A symbolic link, also known as a symlink or a soft link, is a special kind of file (entry) that points to the actual file or directory on a disk (like a shortcut in Windows).
Symbolic links are used all the time to link libraries and often used to link files and folders on mounted NFS (Network File System) shares.

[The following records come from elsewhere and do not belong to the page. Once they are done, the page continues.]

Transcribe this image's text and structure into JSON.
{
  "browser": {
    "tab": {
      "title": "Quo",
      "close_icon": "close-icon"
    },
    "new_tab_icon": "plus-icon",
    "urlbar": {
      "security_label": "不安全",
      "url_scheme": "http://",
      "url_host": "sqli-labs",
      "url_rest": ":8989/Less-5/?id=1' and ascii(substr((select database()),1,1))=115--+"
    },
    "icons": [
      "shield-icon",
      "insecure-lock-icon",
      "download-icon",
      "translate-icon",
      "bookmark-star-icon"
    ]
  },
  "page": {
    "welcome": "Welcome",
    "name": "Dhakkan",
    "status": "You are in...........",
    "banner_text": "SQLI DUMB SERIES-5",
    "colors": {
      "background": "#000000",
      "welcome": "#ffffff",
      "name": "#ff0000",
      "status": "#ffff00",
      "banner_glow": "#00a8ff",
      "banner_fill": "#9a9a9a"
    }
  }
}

ln command is a standard Linux utility for creation links.
Cool Tip: Creating a symlink to a mounted NFS? Have you already thought about performance? Test the READ/WRITE speed to a remote share from the Linux command line! Read more →
Below you’ll find how to create a symbolic link to a file and a folder from the Linux command line.
Create SymLink in Linux
Easy to remember: Generally, the
ln syntax is similar to the
mv syntax, e.g. <source> <destination>.
Use the following syntax to create a symbolic link in Linux:
$ ln -s <SOURCE> <LINK_NAME>
As you can see, there is nothing hard in creating symlinks.
Nevertheless you should know, that according to the
man page, by default, each destination (<LINK_NAME>) should not already exist.
If the path to the <LINK_NAME> exists and it is a file, you will get an error like “ln: failed to create symbolic link ‘<LINK_NAME>’: File exists”.
But if the path to the <LINK_NAME> is an existent directory, link will be created inside that directory.
Example: SymLink to a File
Create a symbolic link to a file:
$ ln -s /path/to/file /path/to/symlink
Example: SymLink to a Directory
To create a symbolic link to a directory you should use exactly the same syntax as for creating a symlink to a file.